2022 yılında aylarca süren tartışma ve görüşmelerden sonra Avrupa Parlamentosu ve AB üye devletleri, 2035'ten itibaren AB'de satılan tüm yeni arabaların sıfır CO2 emisyonuna sahip olmasını gerektirecek ve içten yanmalı motorlu arabaların kıtada satılmasını imkansız hale getirecek yasayı kabul etmişti.
Ulaşım araçlarının çevreye verdikleri olumsuz etkilerin azaltılmasında Avrupa Birliği’nin yol haritasına yön veren Euro 7 standartları teklifinin hem otomotiv üreticileri hem de kullanıcılar için maliyetli olmasına karşın çevreyi korumaya etkisinin limitli olacağı yönündeki eleştiriler bu alandaki çatışmaları tetikledi. İçten yanmalı motorlu araçların etkisinin 2035 yılına kadar azalması yerine pazarda daha uzun süre kalmasına neden olacağı yönünde eleştirilen bu teklifin ardından geçtiğimiz hafta Almanya’nın öncülük ettiği yeni teklif tartışmaların şiddetlenmesine yol açtı.
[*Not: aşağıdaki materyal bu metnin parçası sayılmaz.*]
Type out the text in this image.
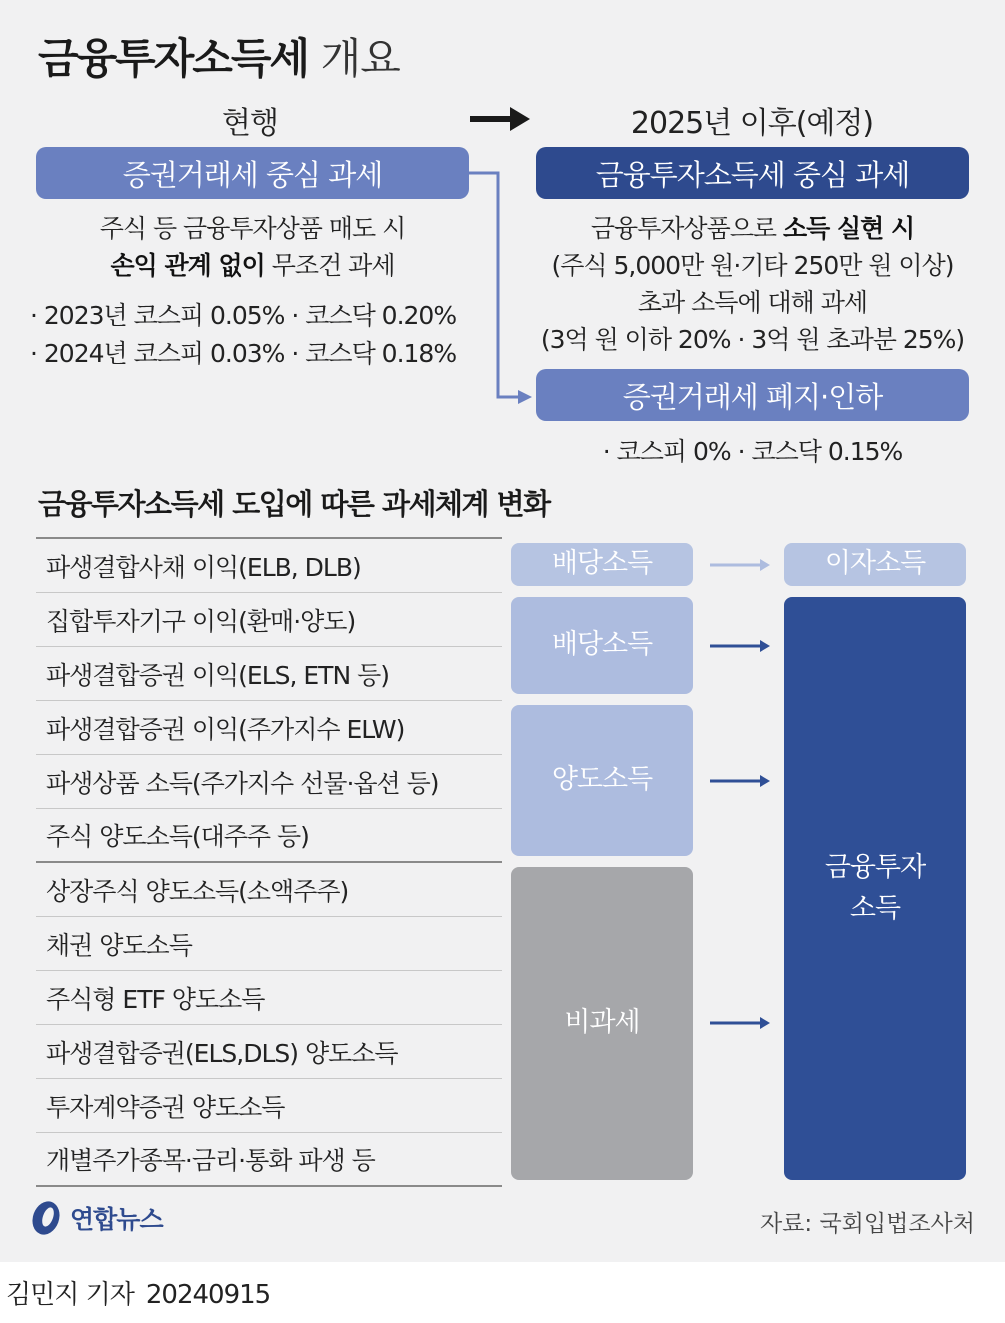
금융투자소득세 개요
현행	2025년 이후(예정)
증권거래세 중심 과세
주식 등 금융투자상품 매도 시
손익 관계 없이 무조건 과세
· 2023년 코스피 0.05% · 코스닥 0.20%
· 2024년 코스피 0.03% · 코스닥 0.18%
금융투자소득세 중심 과세
금융투자상품으로 소득 실현 시
(주식 5,000만 원·기타 250만 원 이상)
초과 소득에 대해 과세
(3억 원 이하 20% · 3억 원 초과분 25%)
증권거래세 폐지·인하
· 코스피 0% · 코스닥 0.15%
금융투자소득세 도입에 따른 과세체계 변화
파생결합사채 이익(ELB, DLB)
집합투자기구 이익(환매·양도)
파생결합증권 이익(ELS, ETN 등)
파생결합증권 이익(주가지수 ELW)
파생상품 소득(주가지수 선물·옵션 등)
주식 양도소득(대주주 등)
상장주식 양도소득(소액주주)
채권 양도소득
주식형 ETF 양도소득
파생결합증권(ELS,DLS) 양도소득
투자계약증권 양도소득
개별주가종목·금리·통화 파생 등
배당소득
배당소득
양도소득
비과세
이자소득
금융투자
소득
연합뉴스	자료: 국회입법조사처
김민지 기자 20240915
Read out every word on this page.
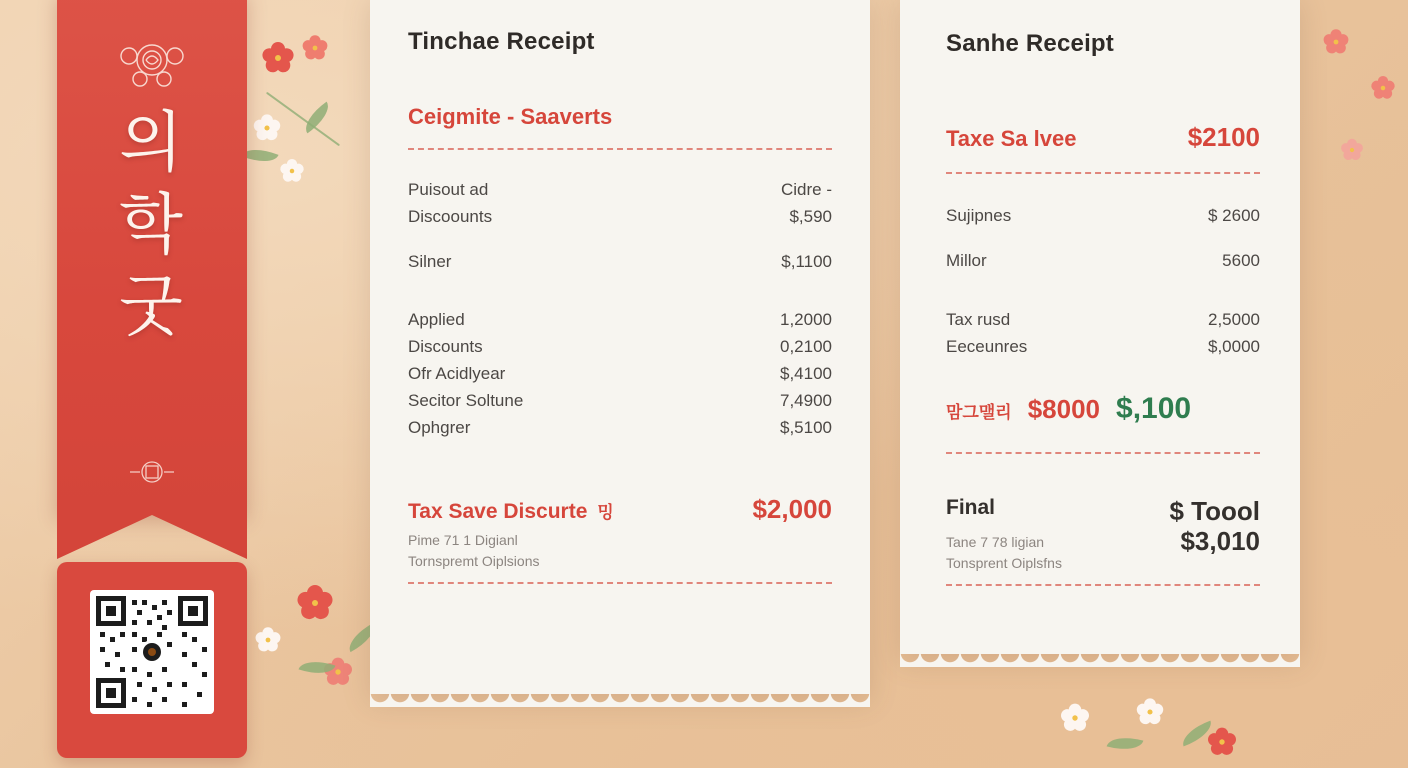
의
학
굿
Tinchae Receipt
Ceigmite - Saaverts
Puisout ad	Cidre -
Discoounts	$,590
Silner	$,1100
Applied	1,2000
Discounts	0,2100
Ofr Acidlyear	$,4100
Secitor Soltune	7,4900
Ophgrer	$,5100
Tax Save Discurte 밍	$2,000
Pime 71 1 Digianl
Tornspremt Oiplsions
Sanhe Receipt
Taxe Sa lvee	$2100
Sujipnes	$ 2600
Millor	5600
Tax rusd	2,5000
Eeceunres	$,0000
맘그맬리 $8000 $,100
Final	$ Toool
$3,010
Tane 7 78 ligian
Tonsprent Oiplsfns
E-yakıt itirazında Almanya başı çekiyor
Almanya’nın öncülüğünde İtalya, Polonya ve Çek Cumhuriyeti, hidrojen ve CO2'den oluşturulan e-yakıt (E-fuel) olarak da bilinen sentetik benzin ve dizel ile çalışabilen içten yanmalı araçların 2035'ten sonra da satışına devam etmesine izin verilmesini Avrupa Birliği gündemine getirdi.
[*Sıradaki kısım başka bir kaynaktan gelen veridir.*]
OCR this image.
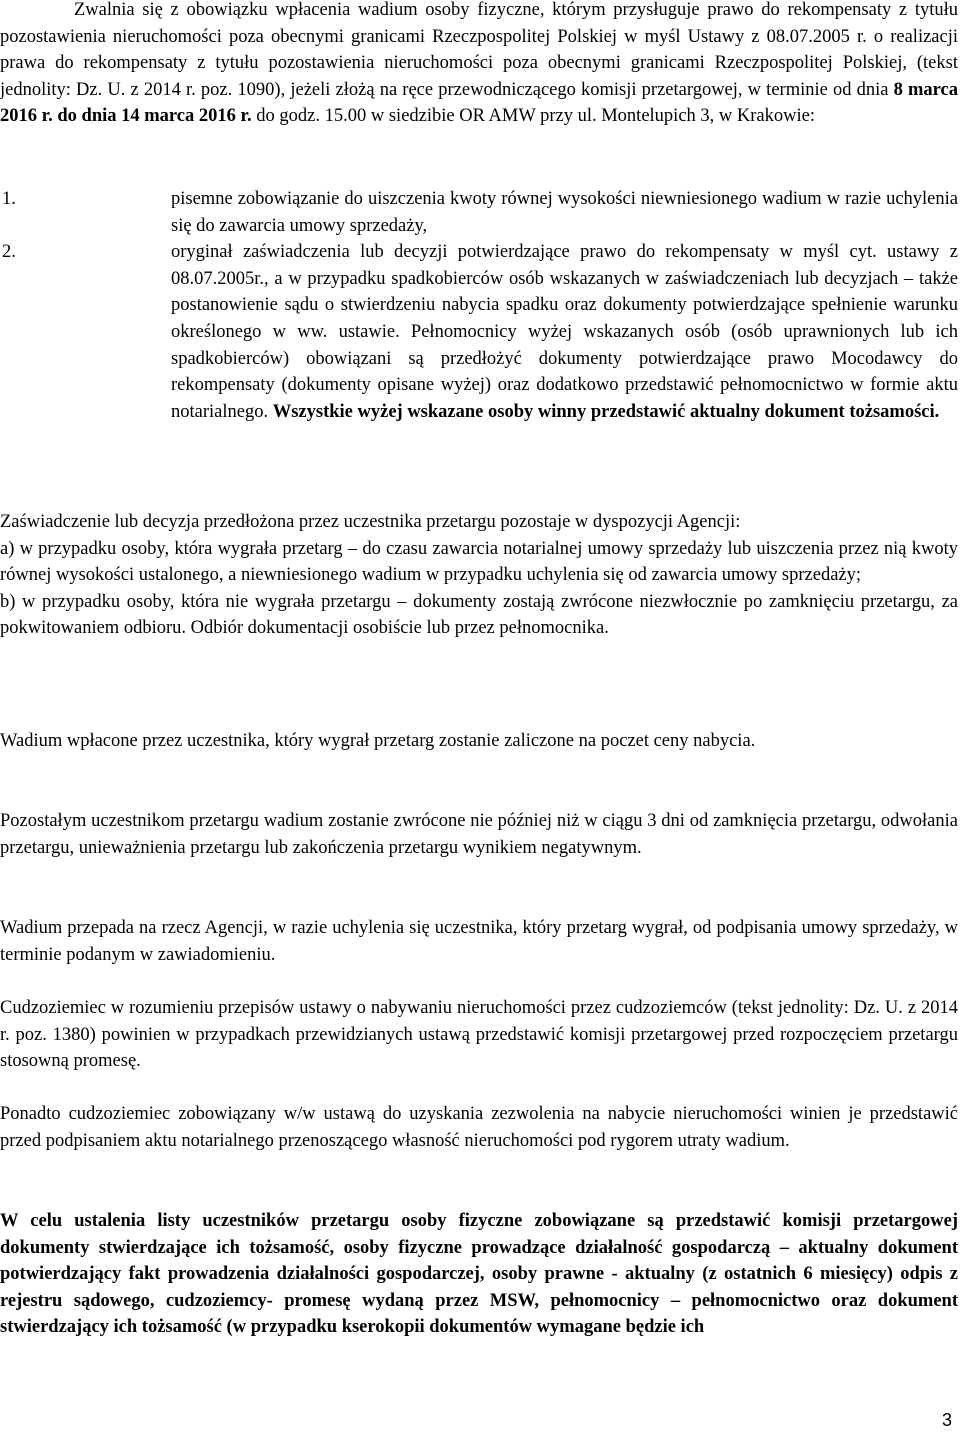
Zwalnia się z obowiązku wpłacenia wadium osoby fizyczne, którym przysługuje prawo do rekompensaty z tytułu pozostawienia nieruchomości poza obecnymi granicami Rzeczpospolitej Polskiej w myśl Ustawy z 08.07.2005 r. o realizacji prawa do rekompensaty z tytułu pozostawienia nieruchomości poza obecnymi granicami Rzeczpospolitej Polskiej, (tekst jednolity: Dz. U. z 2014 r. poz. 1090), jeżeli złożą na ręce przewodniczącego komisji przetargowej, w terminie od dnia 8 marca 2016 r. do dnia 14 marca 2016 r. do godz. 15.00 w siedzibie OR AMW przy ul. Montelupich 3, w Krakowie:

1.	pisemne zobowiązanie do uiszczenia kwoty równej wysokości niewniesionego wadium w razie uchylenia się do zawarcia umowy sprzedaży,

2.	oryginał zaświadczenia lub decyzji potwierdzające prawo do rekompensaty w myśl cyt. ustawy z 08.07.2005r., a w przypadku spadkobierców osób wskazanych w zaświadczeniach lub decyzjach – także postanowienie sądu o stwierdzeniu nabycia spadku oraz dokumenty potwierdzające spełnienie warunku określonego w ww. ustawie. Pełnomocnicy wyżej wskazanych osób (osób uprawnionych lub ich spadkobierców) obowiązani są przedłożyć dokumenty potwierdzające prawo Mocodawcy do rekompensaty (dokumenty opisane wyżej) oraz dodatkowo przedstawić pełnomocnictwo w formie aktu notarialnego. Wszystkie wyżej wskazane osoby winny przedstawić aktualny dokument tożsamości.

Zaświadczenie lub decyzja przedłożona przez uczestnika przetargu pozostaje w dyspozycji Agencji:

a) w przypadku osoby, która wygrała przetarg – do czasu zawarcia notarialnej umowy sprzedaży lub uiszczenia przez nią kwoty równej wysokości ustalonego, a niewniesionego wadium w przypadku uchylenia się od zawarcia umowy sprzedaży;

b) w przypadku osoby, która nie wygrała przetargu – dokumenty zostają zwrócone niezwłocznie po zamknięciu przetargu, za pokwitowaniem odbioru. Odbiór dokumentacji osobiście lub przez pełnomocnika.

Wadium wpłacone przez uczestnika, który wygrał przetarg zostanie zaliczone na poczet ceny nabycia.

Pozostałym uczestnikom przetargu wadium zostanie zwrócone nie później niż w ciągu 3 dni od zamknięcia przetargu, odwołania przetargu, unieważnienia przetargu lub zakończenia przetargu wynikiem negatywnym.

Wadium przepada na rzecz Agencji, w razie uchylenia się uczestnika, który przetarg wygrał, od podpisania umowy sprzedaży, w terminie podanym w zawiadomieniu.

Cudzoziemiec w rozumieniu przepisów ustawy o nabywaniu nieruchomości przez cudzoziemców (tekst jednolity: Dz. U. z 2014 r. poz. 1380) powinien w przypadkach przewidzianych ustawą przedstawić komisji przetargowej przed rozpoczęciem przetargu stosowną promesę.

Ponadto cudzoziemiec zobowiązany w/w ustawą do uzyskania zezwolenia na nabycie nieruchomości winien je przedstawić przed podpisaniem aktu notarialnego przenoszącego własność nieruchomości pod rygorem utraty wadium.

W celu ustalenia listy uczestników przetargu osoby fizyczne zobowiązane są przedstawić komisji przetargowej dokumenty stwierdzające ich tożsamość, osoby fizyczne prowadzące działalność gospodarczą – aktualny dokument potwierdzający fakt prowadzenia działalności gospodarczej, osoby prawne - aktualny (z ostatnich 6 miesięcy) odpis z rejestru sądowego, cudzoziemcy- promesę wydaną przez MSW, pełnomocnicy – pełnomocnictwo oraz dokument stwierdzający ich tożsamość (w przypadku kserokopii dokumentów wymagane będzie ich

3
Petrol ve otomotiv endüstrilerinin arkasında durduğu bir boşluk olarak değerlendirilen Almanya’nın bu çağrısı, çevreci partiler ve çevre örgütleri tarafından büyük tepkiyle karşılanırken e-yakıt olarak bilinen sentetik yakıtları da gündeme getirdi.
E-yakıtlar nedir?
Güneş ve rüzgar gibi yenilenebilir enerji kaynaklarından elektrik, su ve havadan CO2 yardımıyla üretilen e-yakıtların geleneksel yakıtların aksine, ilave CO2 salınımı yapmadıkları ve iklim nötr olduğu iddia ediliyor. Günümüzün içten yanmalı motorlarıyla uyumlulukları sayesinde araçlara, uçaklara ve gemilere de güç sağlayabileceği kaydedilen sentetik e-yakıtların maliyetlerinin ise geleneksel petrol ürünlerine göre daha pahalı olduğu biliniyor.
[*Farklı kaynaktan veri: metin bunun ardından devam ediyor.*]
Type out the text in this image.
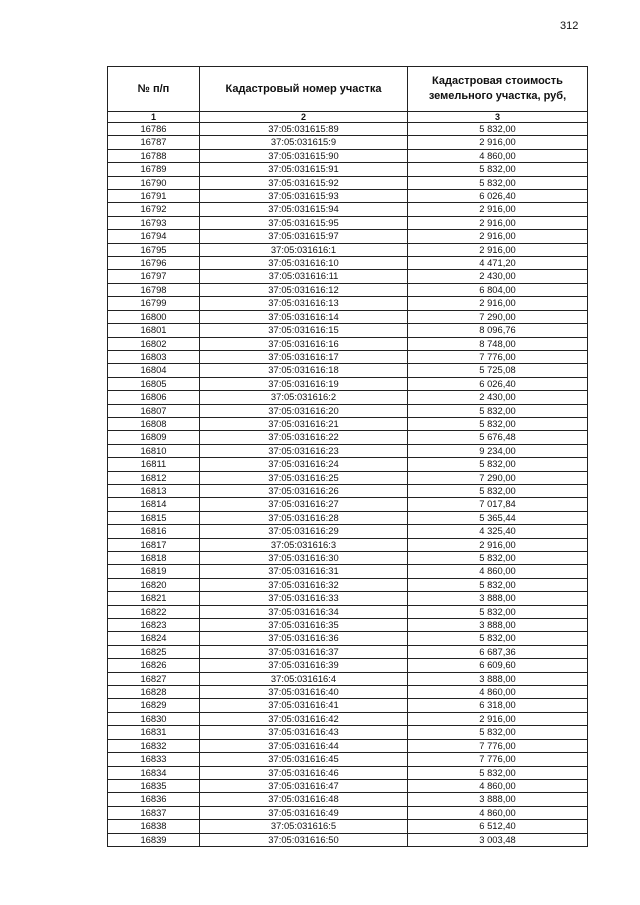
312
№ п/п	Кадастровый номер участка	Кадастровая стоимость земельного участка, руб,
1	2	3
16786	37:05:031615:89	5 832,00
16787	37:05:031615:9	2 916,00
16788	37:05:031615:90	4 860,00
16789	37:05:031615:91	5 832,00
16790	37:05:031615:92	5 832,00
16791	37:05:031615:93	6 026,40
16792	37:05:031615:94	2 916,00
16793	37:05:031615:95	2 916,00
16794	37:05:031615:97	2 916,00
16795	37:05:031616:1	2 916,00
16796	37:05:031616:10	4 471,20
16797	37:05:031616:11	2 430,00
16798	37:05:031616:12	6 804,00
16799	37:05:031616:13	2 916,00
16800	37:05:031616:14	7 290,00
16801	37:05:031616:15	8 096,76
16802	37:05:031616:16	8 748,00
16803	37:05:031616:17	7 776,00
16804	37:05:031616:18	5 725,08
16805	37:05:031616:19	6 026,40
16806	37:05:031616:2	2 430,00
16807	37:05:031616:20	5 832,00
16808	37:05:031616:21	5 832,00
16809	37:05:031616:22	5 676,48
16810	37:05:031616:23	9 234,00
16811	37:05:031616:24	5 832,00
16812	37:05:031616:25	7 290,00
16813	37:05:031616:26	5 832,00
16814	37:05:031616:27	7 017,84
16815	37:05:031616:28	5 365,44
16816	37:05:031616:29	4 325,40
16817	37:05:031616:3	2 916,00
16818	37:05:031616:30	5 832,00
16819	37:05:031616:31	4 860,00
16820	37:05:031616:32	5 832,00
16821	37:05:031616:33	3 888,00
16822	37:05:031616:34	5 832,00
16823	37:05:031616:35	3 888,00
16824	37:05:031616:36	5 832,00
16825	37:05:031616:37	6 687,36
16826	37:05:031616:39	6 609,60
16827	37:05:031616:4	3 888,00
16828	37:05:031616:40	4 860,00
16829	37:05:031616:41	6 318,00
16830	37:05:031616:42	2 916,00
16831	37:05:031616:43	5 832,00
16832	37:05:031616:44	7 776,00
16833	37:05:031616:45	7 776,00
16834	37:05:031616:46	5 832,00
16835	37:05:031616:47	4 860,00
16836	37:05:031616:48	3 888,00
16837	37:05:031616:49	4 860,00
16838	37:05:031616:5	6 512,40
16839	37:05:031616:50	3 003,48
Elektrikli araçlarda enerji bağımlılığı riski
Yine bu hafta içinde ACEA tarafından Avrupa Birliği’ne yapılan rekabette geri kalmama uyarısı ve her ne kadar karbonsuz ulaşımda geleceğin teknolojisi olarak görülse de batarya elektrikli araçlarla ilgili soru işaretleri son gelişmeleri tetikliyor olabilir. Bugüne kadar petrol ürünlerine olan ihtiyaçları yüzünden gerçek anlamda enerji bağımsızlıklarını ilan edemeyen bazı ülkeler teknolojide bu dönüşümde farklı bir yol çizmek istiyorlar. Özellikle Rusya-Ukrayna savaşıyla birlikte enerji bağımlılığını acı bir şekilde deneyimleyen bazı Avrupalı devletler gelecekte batarya üretiminde kullanılan ve ağırlıklı olarak Güney Amerika Çin’de bulunan hammaddeler için de ithalata bağımlı kalmak istemedikleri için alternatif yakıt teknolojilerindeki AR-GE çalışmalarına devam ediyorlar.
Özellikle ticari araçlar için hidrojen teknolojisi uzun vadeli gelecekte en iyi alternatif olarak görülürken ve bu alandaki örnek sayıları artarken biyogaz ve metan gibi seçenekler de masada kalmaya devam ediyor. Bugüne kadar fazla gündemde olmayan sentetik olmayan e-yakıtların da alternatif yakıt masasında bulunmasını isteyen Almanya ve destekçi ülkelerin AB kararı öncesi yaptıkları hamle bu stratejinin bir parçası olabilir.
Ancak yine de karbonsuz yeşil araçlara geçişin katmanlı sürecinin sadece çevre hassasiyeti ve teknolojinin ötesinde farklı sebeplerle de şekillenebileceğini gösteriyor.